The Endless
by Justin Benson, Aaron Moorhead
When I first began watching The Endless, I have to say I didn’t know much about it. I knew it was a film with some supernatural elements and there was going to be a cult involved, so it definitely caught my interest off the bat. A part of me is glad I didn’t know much more, but then the other, bigger part of me wishes I had looked some stuff up about it before watching. Perhaps I would have enjoyed it that much more if I had known certain things, specifically that this film was a follow up to 2012’s Resolution.
The Endless focuses on two brothers, Justin and Aaron, played by the directors themselves, Justin Benson and Aaron Moorhead. Justin and Aaron escaped a cult years before and are having more than a few issues reintegrating into society and building healthy relationships with others. When an old videotape surfaces and a message from one of their old “friends” in the doomsday cult reaches them, the brothers decide to go back to where it all began and see what’s going on.
Let me start by saying that I understand if the brothers had just decided to ignore the tape and not go back to the cult they desperately escaped years earlier that the movie would have ended like twenty minutes in. I know this, but I still think the most absurd part of a film that contains supernatural and sci-fi/fantasy elements is the fact that two grown men who escaped a doomsday cult as children would even fathom returning!

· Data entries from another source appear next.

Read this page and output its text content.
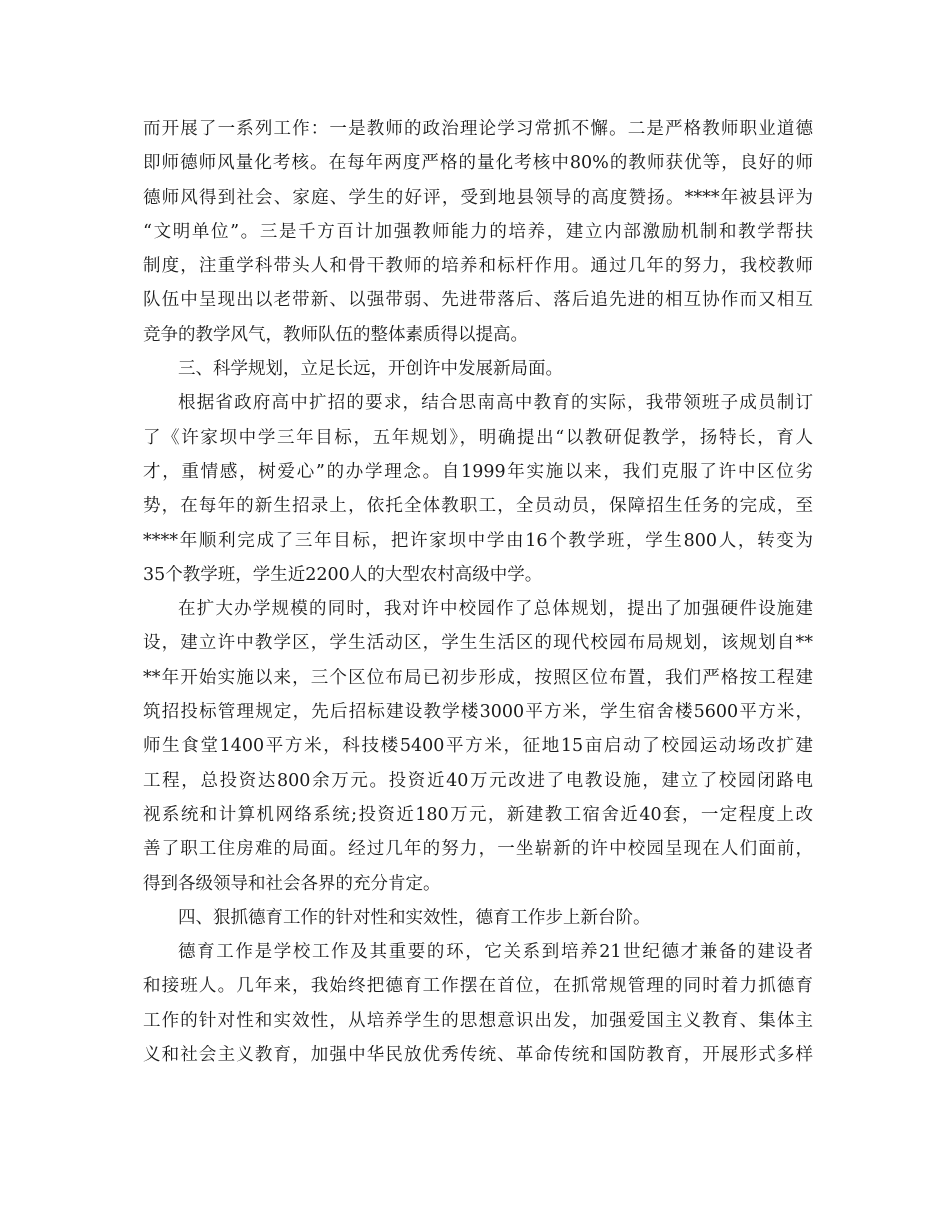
而开展了一系列工作：一是教师的政治理论学习常抓不懈。二是严格教师职业道德
即师德师风量化考核。在每年两度严格的量化考核中80%的教师获优等，良好的师
德师风得到社会、家庭、学生的好评，受到地县领导的高度赞扬。****年被县评为
“文明单位”。三是千方百计加强教师能力的培养，建立内部激励机制和教学帮扶
制度，注重学科带头人和骨干教师的培养和标杆作用。通过几年的努力，我校教师
队伍中呈现出以老带新、以强带弱、先进带落后、落后追先进的相互协作而又相互
竞争的教学风气，教师队伍的整体素质得以提高。
三、科学规划，立足长远，开创许中发展新局面。
根据省政府高中扩招的要求，结合思南高中教育的实际，我带领班子成员制订
了《许家坝中学三年目标，五年规划》，明确提出“以教研促教学，扬特长，育人
才，重情感，树爱心”的办学理念。自1999年实施以来，我们克服了许中区位劣
势，在每年的新生招录上，依托全体教职工，全员动员，保障招生任务的完成，至
****年顺利完成了三年目标，把许家坝中学由16个教学班，学生800人，转变为
35个教学班，学生近2200人的大型农村高级中学。
在扩大办学规模的同时，我对许中校园作了总体规划，提出了加强硬件设施建
设，建立许中教学区，学生活动区，学生生活区的现代校园布局规划，该规划自**
**年开始实施以来，三个区位布局已初步形成，按照区位布置，我们严格按工程建
筑招投标管理规定，先后招标建设教学楼3000平方米，学生宿舍楼5600平方米，
师生食堂1400平方米，科技楼5400平方米，征地15亩启动了校园运动场改扩建
工程，总投资达800余万元。投资近40万元改进了电教设施，建立了校园闭路电
视系统和计算机网络系统;投资近180万元，新建教工宿舍近40套，一定程度上改
善了职工住房难的局面。经过几年的努力，一坐崭新的许中校园呈现在人们面前，
得到各级领导和社会各界的充分肯定。
四、狠抓德育工作的针对性和实效性，德育工作步上新台阶。
德育工作是学校工作及其重要的环，它关系到培养21世纪德才兼备的建设者
和接班人。几年来，我始终把德育工作摆在首位，在抓常规管理的同时着力抓德育
工作的针对性和实效性，从培养学生的思想意识出发，加强爱国主义教育、集体主
义和社会主义教育，加强中华民放优秀传统、革命传统和国防教育，开展形式多样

I really can’t delve in to plot details because I would be giving key points away and might ruin the best part of the film which is the final act. The short and vague version I’ll touch on is that after returning to the cult, the brothers learn that no one there sent them any video tapes and mysteriously, no one there has aged a day since the brothers left. The mystery then takes its time unraveling and the audience, bit by bit, uncovers that the worst mistake the brothers could have ever made was returning to this place. By the end of the film, though, a wholesome point is made, and everything may — or may not be — resolved.
Some awesome cameos are made by cast members from Resolution that provide some much-needed excitement and comic relief. The Endless, as artistic and thought provoking as it was, is incredibly dull at parts with lackluster characters and seemingly endless dialogue. When it finally begins to approach the finale, however, things pick up and you find your eyes glued to the screen.
Did I enjoy this film? I think, all in all, that I did, but I did not enjoy it nearly as much as Resolution. In fact, I feel like this movie helped me to understand and enjoy its predecessor that much more. I haven’t given The Endless a second watch, but I believe it to be one of those films that a person enjoys more the second time around.